Действительно, автор произвольно упоминает о «ляцкой войне 1649 года», в которой якобы участвовал Иван Разин. Подговорив казаков, он хотел увести их на Дон, за что был схвачен Долгоруким. И здесь, казалось бы, Чапыгин нарушает историческую правду: во-первых,
В романе «Разин Степан» события разворачиваются следующим образом: штурм и захват Разиным Астрахани, в то же время Василий Ус подчиняет Саратов и Самару и приезжает в Астрахань, чтобы сообщить об этом атаману. Затем – разгром под Симбирском, казнь Степана Разина в Москве. Целый период – зимовка на Кагальницком острове – выпадает из сферы внимания Чапыгина. Поэтому автору пришлось повести разинцев на штурм Астрахани в 1669 году, а не в 1670-м, как это было на самом деле. Разумеется, такие произвольные перемещения исторических событий снижают познавательную ценность произведения. Но роман – не учебник истории. Романист прежде всего стремится достигнуть художественной цельности произведения. С какой затаённой гордостью он признаётся Горькому, что ему удалось мотивированно завершить судьбы исторических и вымышленных героев, связав единым композиционным узлом.
Давая «историческую эпоху, развитую в вымышленном повествовании» (А.С. Пушкин), Чапыгин полагал, что некоторыми фактами и датами он может пожертвовать в угоду художественному правдоподобию… Поэтому в его романе почти нет исторических дат, точно обозначающих событие. И это ничуть не искажает главного – образа Степана Разина. Ведь для того, чтобы передать живой, полнокровный характер своего героя, писатель должен раскрыть его душу и сердце. Он исторически точен там, где необходимо. Но «в делах чувства, – говорил он писателю Леониду Борисову, – в делах сердечных можно предполагать все, что угодно: сердце документов не оставляет!»
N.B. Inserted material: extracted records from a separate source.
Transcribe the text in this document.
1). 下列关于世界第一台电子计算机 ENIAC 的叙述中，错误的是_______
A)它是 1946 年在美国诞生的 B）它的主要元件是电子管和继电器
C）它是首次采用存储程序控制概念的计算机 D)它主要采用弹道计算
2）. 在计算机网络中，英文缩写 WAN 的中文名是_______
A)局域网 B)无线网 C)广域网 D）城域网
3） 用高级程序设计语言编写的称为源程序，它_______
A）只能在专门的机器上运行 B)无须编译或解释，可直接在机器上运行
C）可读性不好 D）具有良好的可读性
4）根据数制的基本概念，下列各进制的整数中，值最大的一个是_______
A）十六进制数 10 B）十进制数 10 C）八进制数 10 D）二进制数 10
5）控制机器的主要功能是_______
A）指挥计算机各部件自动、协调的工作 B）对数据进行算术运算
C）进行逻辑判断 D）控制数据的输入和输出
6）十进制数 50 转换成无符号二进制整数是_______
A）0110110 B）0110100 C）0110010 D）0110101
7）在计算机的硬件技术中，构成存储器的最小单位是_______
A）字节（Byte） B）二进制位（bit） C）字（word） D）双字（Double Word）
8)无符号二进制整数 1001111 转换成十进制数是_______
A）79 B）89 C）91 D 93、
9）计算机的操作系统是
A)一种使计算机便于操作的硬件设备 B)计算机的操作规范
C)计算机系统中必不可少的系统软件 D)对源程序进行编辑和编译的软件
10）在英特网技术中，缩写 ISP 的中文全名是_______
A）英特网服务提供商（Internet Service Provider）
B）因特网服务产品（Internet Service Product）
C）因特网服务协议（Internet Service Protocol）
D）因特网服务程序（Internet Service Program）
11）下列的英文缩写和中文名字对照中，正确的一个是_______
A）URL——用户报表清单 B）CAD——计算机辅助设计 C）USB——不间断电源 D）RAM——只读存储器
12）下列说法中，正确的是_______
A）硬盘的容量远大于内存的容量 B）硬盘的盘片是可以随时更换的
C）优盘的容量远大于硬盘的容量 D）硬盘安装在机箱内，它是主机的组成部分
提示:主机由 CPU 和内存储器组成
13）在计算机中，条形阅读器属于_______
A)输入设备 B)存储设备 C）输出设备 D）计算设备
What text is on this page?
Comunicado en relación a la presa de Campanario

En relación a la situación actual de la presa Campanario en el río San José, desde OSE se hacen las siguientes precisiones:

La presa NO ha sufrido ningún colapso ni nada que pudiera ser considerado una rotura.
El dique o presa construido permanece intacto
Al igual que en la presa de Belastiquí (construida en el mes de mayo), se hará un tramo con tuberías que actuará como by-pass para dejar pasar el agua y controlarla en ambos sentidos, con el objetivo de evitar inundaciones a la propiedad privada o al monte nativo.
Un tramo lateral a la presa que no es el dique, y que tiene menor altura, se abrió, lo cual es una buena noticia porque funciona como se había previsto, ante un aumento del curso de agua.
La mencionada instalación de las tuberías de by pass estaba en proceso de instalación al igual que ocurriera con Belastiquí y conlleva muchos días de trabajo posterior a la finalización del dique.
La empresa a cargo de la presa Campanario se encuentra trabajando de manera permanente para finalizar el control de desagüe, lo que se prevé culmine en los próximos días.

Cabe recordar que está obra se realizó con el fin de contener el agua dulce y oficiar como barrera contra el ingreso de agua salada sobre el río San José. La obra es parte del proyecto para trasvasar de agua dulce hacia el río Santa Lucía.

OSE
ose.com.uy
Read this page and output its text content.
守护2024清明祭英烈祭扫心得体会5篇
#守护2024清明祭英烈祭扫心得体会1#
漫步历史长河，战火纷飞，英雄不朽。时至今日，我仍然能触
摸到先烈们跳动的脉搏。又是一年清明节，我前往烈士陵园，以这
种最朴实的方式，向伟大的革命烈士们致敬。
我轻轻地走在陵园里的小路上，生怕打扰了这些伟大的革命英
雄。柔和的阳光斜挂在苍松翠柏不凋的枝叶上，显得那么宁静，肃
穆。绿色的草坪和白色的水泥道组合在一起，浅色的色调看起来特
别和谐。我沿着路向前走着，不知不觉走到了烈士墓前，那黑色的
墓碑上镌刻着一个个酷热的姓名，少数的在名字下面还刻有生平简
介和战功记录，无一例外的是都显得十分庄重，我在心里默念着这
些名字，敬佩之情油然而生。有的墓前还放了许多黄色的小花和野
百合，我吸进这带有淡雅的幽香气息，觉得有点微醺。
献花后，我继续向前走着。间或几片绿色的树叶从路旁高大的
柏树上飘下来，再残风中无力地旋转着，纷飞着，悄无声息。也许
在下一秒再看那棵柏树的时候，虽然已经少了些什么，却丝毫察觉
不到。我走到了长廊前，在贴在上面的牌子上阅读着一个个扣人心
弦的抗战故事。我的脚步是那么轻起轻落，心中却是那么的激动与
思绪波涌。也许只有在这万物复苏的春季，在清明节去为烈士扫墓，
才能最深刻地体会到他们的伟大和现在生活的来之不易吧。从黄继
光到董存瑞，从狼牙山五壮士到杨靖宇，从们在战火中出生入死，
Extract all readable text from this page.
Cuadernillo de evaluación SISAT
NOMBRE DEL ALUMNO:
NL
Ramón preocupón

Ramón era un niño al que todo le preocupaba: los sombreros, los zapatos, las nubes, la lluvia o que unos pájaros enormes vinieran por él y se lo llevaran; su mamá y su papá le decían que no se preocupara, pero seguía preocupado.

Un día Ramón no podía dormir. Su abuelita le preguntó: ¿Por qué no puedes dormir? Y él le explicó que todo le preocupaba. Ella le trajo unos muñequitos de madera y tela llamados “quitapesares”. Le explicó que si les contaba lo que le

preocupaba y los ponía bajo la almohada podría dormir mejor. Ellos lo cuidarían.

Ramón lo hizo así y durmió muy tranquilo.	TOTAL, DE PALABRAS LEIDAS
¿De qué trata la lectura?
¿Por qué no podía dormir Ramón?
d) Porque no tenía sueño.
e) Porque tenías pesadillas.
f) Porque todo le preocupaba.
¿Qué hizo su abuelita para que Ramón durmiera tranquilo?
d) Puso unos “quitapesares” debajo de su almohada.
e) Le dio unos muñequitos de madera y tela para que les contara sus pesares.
Чапыгин А.П. Разин Степан. 1926–1927.
Чапыгин А.П. Собр. соч.: В 5 т. М., 1967. 1969.
«Пётр Первый» А.Н. Толстого
Почти одновременно с А. Чапыгиным интерес к монументальной исторической фигуре испытал и А. Толстой – к Петру Первому. Ещё в годы революции и Гражданской войны он написал несколько рассказов о Петре, потом – пьесу «На дыбе» и, наконец понял, что только роман о Петре может воссоздать эту гигантскую фигуру.
Как-то Алексей Толстой разговорился с Качаловым и Станиславским о том, что давно нацеливался на пьесу о Петре Великом. В начале Февральской революции он написал о Петре, прочитал мало, односторонне представил Петра, а сейчас постоянно тянет к этой теме. Качалов напомнил Алексею Толстому, что и у Александра Блока в одном из вариантов поэмы «Возмездие» тоже было какое-то однобокое представление о Петре. Толстой вспомнил эту поэму Блока. «Мундир зелёный, рост саженный, / Ужасен выкаченный взгляд» – вот что прежде всего бросалось писателям в глаза.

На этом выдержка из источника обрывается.